Cain earned a B.A. in mathematics at Morehouse College, then worked as a civilian ballistics analyst for the U.S. Navy while earning his M.S. in computer science from Purdue University. He spent the rest of his pre-political life in the food and restaurant industries, where he held management and consulting positions in Coca-Cola, Pillsbury, and Burger King. He became president and CEO of Godfather's Pizza in 1986, a position he would hold for ten years - transforming the failed pizza company into a highly profitable national chain.
Opposition to Clinton Health Plan and Emergence as a Political Leader:
The first indication of Cain's conservatism came in 1993, when as the recently-selected CEO of the National Restaurant Association he publicly confronted President Bill Clinton during a nationally televised town hall meeting regarding his health care plan. Cain argued that the plan would place an unfair burden on restaurants, which tend to be small businesses with a very narrow profit margin. Aggressive, confident, and very well-prepared, Cain caught the president off-guard and is sometimes credited as having played a key role in the defeat of the Clinton health care plan.
Populist Vision and Role in the Tea Party Movement:
After nearly 30 years in the food and restaurant industry, Cain left the private sector in 1996 to focus on life as a writer, speaker, and conservative policy advocate. He wrote four books, took on a part-time ministry role at a suburban Baptist church, began writing a regular newspaper column, and hosted an Atlanta talk radio show. Cain made a low-profile run for the 2000 presidential election and a high-profile but unsuccessful U.S. Senate run in 2004 before emerging in 2012 as a viable and popular presidential candidate.
Views on American Muslims and Church-State Separation:
Unfortunately, the most relevant and distinctive element of Cain's 2012 Republican presidential run has been his persistent Islamophobia. He was the only Republican presidential candidate to argue that local governments may legally ban mosques, indicated that he would not hire Muslims in his administration if elected, and often referred to the threat he believed Sharia law posed to the United States. After meeting with a Muslim organization in July 2011, Cain apologized to Muslim communities for the inflammatory nature of his remarks but indicated that his policy positions with respect to Muslims had not changed.
Views on Immigration:
Cain drew criticism for July 2011 remarks in which he suggested that the U.S.-Mexico border be protected by an electrified Great Wall of China fortified by an alligator-filled moat. While his proposal sounds ridiculous on its face, Cain has refused to distance himself from it or suggest that it was in any way less than serious - and its violent imagery is troubling. Also troubling, but much less unusual among Republicans, is his opposition to the DREAM Act.
Views on Abortion and "Don't Ask, Don't Tell":
Cain supports a U.S. constitutional amendment banning abortion in all cases, including rape or incest. But he was the only Republican candidate in the first GOP debate to clearly state that he would not reinstate "don't ask, don't tell" if elected, arguing that he "wouldn't create a distraction trying to turn it over as president" and that "our men and women have too many other things to be concerned about."

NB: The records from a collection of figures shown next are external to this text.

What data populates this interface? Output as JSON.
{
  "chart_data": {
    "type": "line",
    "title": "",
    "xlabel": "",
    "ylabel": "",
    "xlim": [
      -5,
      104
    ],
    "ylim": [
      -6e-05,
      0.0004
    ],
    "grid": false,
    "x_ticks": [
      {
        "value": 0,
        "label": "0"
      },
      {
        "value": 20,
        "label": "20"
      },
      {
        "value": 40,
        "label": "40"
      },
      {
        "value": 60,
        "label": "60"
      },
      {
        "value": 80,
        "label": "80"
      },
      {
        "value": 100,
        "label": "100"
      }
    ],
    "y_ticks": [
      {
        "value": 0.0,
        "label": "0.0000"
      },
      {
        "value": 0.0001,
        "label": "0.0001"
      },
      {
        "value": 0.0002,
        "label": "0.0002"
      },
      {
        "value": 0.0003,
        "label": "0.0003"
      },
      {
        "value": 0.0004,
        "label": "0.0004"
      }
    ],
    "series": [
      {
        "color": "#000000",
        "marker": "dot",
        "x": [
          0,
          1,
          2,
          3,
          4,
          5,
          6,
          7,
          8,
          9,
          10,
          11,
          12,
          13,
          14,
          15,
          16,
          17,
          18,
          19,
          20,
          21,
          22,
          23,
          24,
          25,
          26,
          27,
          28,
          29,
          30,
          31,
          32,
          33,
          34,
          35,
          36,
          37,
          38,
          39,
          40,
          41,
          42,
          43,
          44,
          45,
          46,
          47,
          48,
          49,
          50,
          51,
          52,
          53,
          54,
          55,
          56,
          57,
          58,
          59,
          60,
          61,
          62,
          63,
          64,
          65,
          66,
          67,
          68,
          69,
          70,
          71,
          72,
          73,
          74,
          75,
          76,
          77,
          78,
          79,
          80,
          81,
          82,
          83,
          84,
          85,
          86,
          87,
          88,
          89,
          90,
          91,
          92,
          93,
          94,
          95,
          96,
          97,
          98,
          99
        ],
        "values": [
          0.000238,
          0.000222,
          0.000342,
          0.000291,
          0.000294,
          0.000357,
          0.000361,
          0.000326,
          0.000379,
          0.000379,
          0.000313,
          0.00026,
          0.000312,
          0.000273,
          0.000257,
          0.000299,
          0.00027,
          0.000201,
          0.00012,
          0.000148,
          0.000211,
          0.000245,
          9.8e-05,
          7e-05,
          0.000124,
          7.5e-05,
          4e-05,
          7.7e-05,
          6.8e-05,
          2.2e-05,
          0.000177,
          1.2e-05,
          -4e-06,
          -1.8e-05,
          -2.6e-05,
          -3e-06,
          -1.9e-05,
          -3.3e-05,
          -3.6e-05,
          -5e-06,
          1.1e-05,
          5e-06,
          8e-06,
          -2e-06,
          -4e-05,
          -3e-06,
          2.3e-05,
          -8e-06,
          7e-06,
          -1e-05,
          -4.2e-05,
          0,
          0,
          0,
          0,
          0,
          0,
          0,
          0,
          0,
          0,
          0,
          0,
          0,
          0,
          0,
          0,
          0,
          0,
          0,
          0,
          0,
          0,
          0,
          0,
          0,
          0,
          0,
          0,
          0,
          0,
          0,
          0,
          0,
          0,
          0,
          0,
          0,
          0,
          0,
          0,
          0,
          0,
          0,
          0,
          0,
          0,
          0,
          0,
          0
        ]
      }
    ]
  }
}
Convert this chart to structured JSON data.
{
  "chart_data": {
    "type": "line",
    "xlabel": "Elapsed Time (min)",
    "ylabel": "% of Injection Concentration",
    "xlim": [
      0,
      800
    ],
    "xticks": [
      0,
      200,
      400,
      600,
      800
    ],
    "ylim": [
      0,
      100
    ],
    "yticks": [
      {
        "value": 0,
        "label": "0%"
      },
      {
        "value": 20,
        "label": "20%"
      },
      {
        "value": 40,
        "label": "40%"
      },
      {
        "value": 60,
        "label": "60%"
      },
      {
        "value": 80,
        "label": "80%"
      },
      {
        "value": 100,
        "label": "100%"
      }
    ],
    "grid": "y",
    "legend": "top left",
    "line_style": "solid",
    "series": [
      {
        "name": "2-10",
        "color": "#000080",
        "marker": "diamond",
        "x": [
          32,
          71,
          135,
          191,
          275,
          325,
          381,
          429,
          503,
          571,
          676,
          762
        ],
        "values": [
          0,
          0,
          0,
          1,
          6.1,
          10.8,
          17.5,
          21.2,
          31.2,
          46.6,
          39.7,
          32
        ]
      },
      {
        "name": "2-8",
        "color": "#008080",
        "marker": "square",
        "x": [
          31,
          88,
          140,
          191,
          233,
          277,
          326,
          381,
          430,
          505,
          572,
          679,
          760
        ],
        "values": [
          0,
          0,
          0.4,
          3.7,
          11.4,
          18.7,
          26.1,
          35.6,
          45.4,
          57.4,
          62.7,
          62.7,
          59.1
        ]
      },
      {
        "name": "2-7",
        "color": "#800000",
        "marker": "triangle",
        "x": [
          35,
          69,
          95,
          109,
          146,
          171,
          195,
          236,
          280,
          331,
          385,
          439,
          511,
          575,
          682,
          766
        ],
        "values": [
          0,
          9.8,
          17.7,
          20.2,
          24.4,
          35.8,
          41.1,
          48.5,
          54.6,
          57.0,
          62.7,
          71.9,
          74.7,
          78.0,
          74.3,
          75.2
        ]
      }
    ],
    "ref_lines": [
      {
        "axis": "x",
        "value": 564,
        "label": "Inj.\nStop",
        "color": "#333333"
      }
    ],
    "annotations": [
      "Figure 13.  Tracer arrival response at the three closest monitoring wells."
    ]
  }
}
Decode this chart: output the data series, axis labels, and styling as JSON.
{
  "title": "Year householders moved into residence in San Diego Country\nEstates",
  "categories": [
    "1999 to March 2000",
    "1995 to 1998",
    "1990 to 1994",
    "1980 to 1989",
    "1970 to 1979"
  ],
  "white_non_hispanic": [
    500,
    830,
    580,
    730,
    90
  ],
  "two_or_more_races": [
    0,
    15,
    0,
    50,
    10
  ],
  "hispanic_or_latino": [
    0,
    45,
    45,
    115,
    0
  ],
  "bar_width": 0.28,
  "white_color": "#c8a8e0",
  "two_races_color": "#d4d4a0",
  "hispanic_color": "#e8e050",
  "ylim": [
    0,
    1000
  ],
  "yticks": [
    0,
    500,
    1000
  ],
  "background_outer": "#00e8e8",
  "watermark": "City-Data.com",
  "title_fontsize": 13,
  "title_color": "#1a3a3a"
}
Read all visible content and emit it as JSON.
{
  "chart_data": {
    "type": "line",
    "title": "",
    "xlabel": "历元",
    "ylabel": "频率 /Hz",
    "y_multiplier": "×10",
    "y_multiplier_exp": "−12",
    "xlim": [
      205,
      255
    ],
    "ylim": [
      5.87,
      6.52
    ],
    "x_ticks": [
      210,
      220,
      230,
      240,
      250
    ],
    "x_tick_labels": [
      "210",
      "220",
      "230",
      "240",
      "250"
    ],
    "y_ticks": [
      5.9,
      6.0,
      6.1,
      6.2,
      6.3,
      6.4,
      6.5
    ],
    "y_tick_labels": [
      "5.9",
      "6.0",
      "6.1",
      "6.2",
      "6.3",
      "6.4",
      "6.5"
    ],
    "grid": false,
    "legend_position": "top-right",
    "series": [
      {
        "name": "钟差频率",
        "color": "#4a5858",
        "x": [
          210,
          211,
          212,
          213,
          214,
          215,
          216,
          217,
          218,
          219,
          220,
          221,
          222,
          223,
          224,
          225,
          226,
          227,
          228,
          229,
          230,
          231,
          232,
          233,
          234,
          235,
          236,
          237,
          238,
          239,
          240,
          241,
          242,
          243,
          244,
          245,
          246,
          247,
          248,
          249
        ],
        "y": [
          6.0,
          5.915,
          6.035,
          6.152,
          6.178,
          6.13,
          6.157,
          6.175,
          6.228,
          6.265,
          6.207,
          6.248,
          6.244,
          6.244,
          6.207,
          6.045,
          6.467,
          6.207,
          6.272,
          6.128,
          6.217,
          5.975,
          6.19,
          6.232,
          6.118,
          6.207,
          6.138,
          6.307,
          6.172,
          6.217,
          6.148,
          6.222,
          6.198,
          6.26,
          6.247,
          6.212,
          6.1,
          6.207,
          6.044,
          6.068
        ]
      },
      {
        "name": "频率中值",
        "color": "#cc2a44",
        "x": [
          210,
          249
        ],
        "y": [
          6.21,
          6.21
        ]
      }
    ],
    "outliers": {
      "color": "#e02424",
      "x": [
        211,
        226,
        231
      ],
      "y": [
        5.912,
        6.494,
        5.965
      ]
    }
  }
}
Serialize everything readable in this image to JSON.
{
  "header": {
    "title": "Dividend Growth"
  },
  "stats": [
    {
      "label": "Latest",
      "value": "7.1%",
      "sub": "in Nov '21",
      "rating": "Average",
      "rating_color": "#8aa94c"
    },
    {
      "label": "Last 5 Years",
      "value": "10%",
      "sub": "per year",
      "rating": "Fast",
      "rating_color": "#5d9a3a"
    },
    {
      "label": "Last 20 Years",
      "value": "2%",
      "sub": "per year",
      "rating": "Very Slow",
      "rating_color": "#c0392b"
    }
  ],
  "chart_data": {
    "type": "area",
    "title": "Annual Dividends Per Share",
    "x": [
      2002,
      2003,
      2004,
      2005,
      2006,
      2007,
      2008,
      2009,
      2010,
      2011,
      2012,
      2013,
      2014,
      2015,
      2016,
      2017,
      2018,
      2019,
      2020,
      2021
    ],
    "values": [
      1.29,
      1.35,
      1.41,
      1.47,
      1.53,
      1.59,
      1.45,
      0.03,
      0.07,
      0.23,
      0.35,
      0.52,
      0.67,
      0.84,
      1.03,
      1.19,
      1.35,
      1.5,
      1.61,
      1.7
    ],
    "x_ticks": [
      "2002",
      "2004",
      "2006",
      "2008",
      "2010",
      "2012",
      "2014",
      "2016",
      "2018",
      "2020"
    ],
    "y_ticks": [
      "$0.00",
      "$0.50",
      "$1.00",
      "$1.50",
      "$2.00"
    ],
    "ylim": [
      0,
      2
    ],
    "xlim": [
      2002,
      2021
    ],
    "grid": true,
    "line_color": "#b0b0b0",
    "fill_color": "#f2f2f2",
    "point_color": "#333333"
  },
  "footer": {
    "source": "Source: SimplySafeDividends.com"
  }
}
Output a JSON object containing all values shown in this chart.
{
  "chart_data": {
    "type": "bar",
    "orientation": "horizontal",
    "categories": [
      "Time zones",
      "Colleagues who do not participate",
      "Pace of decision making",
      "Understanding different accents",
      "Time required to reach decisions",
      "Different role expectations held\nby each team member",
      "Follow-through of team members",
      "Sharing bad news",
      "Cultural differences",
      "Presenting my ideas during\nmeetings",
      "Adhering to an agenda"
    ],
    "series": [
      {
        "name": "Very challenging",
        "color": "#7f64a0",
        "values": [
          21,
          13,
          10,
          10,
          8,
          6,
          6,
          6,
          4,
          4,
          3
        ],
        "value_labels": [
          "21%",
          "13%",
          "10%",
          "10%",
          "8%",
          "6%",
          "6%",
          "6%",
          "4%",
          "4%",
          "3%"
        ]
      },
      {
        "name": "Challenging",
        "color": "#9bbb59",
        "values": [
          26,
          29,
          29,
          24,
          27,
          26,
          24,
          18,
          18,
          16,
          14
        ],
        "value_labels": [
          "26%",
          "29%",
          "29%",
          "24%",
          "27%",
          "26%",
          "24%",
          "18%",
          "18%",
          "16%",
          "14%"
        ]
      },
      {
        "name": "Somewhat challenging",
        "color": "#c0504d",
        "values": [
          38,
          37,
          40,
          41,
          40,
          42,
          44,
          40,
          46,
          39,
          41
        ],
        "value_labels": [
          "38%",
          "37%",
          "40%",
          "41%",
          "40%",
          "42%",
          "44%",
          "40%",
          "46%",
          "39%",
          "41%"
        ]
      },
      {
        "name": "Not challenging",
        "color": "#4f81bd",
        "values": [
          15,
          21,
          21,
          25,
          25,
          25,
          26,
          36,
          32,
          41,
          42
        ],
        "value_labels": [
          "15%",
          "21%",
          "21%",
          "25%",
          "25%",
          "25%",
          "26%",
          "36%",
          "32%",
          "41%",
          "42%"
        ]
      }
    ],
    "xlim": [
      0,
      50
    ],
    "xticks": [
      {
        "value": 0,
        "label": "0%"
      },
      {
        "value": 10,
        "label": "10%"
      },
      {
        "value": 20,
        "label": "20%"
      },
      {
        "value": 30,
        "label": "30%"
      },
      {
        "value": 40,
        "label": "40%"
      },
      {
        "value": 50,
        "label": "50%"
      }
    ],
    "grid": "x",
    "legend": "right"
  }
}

Views on the Civil Rights Movement:
Cain has accused the black civil rights community of enabling voter fraud by opposing controversial voter ID initiatives, arguing in a May 2011 speech that "when you have civil rights organizations who want to jump up and start talking about how [voter ID proposals are] in violation of civil rights ... all they're trying to do is protect the voter fraud that they know is going on." While other Republican presidential candidates tend to support voter ID proposals, only Cain has suggested that civil rights opposition to these proposals represents an intentional collusion with voter fraud.